Старая ель внезапно уронила на них комок снега; не менее доброй горсти его попало в котелок девушки.
— Ой, да что я делаю? — с ужасом воскликнула Лена, заглядывая в котелок.
— А что? — спросил Юргин. — Не оставили подруге?
— Господи, что вы говорите, да я почти не ела! — Лена выгребла ложкой снег из котелка. — Машенька, милая, убей меня! Суп-то ледком подернуло! Вот болтушка, вот болтушка! Бегу, бегу, бегу! Может, успею разогреть, а?
— Успеете, успеете, время еще есть, — успокоил девушку Юргин и, взяв ветку, предложил: — Разрешите, я отряхну с вас снег?

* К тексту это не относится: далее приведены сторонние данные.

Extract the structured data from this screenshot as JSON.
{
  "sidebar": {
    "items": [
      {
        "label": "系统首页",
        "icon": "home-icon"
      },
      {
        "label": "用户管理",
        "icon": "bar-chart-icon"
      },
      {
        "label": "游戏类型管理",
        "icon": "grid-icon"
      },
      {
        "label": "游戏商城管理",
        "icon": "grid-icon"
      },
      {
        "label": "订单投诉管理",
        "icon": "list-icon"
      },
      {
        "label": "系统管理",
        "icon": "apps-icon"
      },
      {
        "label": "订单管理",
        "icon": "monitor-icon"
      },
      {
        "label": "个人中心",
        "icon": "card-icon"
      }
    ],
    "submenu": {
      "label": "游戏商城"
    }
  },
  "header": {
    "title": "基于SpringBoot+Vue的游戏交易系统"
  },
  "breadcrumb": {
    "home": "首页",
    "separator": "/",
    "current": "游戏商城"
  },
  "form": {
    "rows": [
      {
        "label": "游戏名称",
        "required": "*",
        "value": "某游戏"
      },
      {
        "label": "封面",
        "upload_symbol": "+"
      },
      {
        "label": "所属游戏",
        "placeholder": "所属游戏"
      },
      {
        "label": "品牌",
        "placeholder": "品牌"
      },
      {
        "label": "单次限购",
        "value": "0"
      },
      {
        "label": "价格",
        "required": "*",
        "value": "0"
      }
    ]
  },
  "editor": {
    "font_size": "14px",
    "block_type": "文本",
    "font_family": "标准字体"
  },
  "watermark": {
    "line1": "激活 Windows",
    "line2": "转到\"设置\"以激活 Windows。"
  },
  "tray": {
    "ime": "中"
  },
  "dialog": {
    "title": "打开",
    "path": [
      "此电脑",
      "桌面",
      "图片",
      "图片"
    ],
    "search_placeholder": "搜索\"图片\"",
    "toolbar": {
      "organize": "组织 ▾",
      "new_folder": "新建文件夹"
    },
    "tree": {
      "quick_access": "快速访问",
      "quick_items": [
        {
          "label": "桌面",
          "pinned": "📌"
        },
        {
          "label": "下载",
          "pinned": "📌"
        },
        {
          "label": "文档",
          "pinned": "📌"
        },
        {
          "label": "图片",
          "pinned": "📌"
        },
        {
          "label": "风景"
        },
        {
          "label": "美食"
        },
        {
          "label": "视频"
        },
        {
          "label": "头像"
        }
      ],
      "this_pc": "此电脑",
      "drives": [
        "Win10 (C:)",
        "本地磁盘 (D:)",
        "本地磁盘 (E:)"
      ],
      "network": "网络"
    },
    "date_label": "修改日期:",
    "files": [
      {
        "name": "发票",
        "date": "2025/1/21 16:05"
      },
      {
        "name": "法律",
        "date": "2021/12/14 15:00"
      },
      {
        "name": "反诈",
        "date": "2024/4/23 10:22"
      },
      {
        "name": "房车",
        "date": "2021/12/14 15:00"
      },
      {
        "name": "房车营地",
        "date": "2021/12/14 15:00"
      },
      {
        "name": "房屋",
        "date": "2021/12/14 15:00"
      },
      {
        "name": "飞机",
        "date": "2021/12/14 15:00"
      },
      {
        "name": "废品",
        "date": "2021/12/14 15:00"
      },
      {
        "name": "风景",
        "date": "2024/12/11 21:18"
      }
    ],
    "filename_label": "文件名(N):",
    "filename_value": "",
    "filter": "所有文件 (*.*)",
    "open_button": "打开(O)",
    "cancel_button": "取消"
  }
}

Лена посмотрела на Юргина с удивлением.
— Я сама, сама!
— А вот здесь, со спины?
— Со спины отряхните.
Собираясь уходить, Лена вдруг спохватилась:
— Да, о собаках-то! Товарищ сержант, что же с ними надо делать? Говорите скорее, и я бегу! Они же обижают Найду!
— А с ними один разговор, раз они не понимают военной дисциплины… зачищая котелок, ответил Андрей. — Дать им выговор перед всем собачьим строем, и вся недолга!
— Ну, погодите, товарищ сержант, погодите! — пригрозила Лена и, не прощаясь, быстро пошла тропой к деревне…
VII
Через весь еловый лес, где сосредоточились наши танки и пехота, с севера на юг идет извилистый овраг; дойдя до южной опушки леса, он разбивается на два рукава: левый, идущий к шоссе, короткий, а правый тянется далеко, постепенно обнимая с запада высоту 264,3. По этому оврагу, похожему на противотанковый ров, глубиной до трех метров, густо заросшему по бровкам серой ольхой, и проходил наш передний край.
Оттуда, где овраг разбивается на два рукава, строго на юг — триста восемьдесят метров до вершины высоты 264,3, прозванной в народе Барсушней. Из оврага высота кажется небольшой; на вершине ее — несколько старых берез, под ними — одинокие кресты, по склонам — молодой в свежем инее липняк…
Наши наблюдатели редко видели вражеских солдат на Барсушне. Считалось, что на ее вершине — только наблюдательный артиллерийский пункт и боевое охранение. Но это была грубая ошибка нашей разведки. Высоту Барсушни гитлеровцы сделали своим опорным пунктом на Скирмановском рубеже. Долгие осенние ночи укреплялись гитлеровцы на Барсушне. Они перерыли все кладбище: всюду устроили дзоты и блиндажи, установили противотанковые орудия, зарыли в землю танки, оставив снаружи только замаскированные башни…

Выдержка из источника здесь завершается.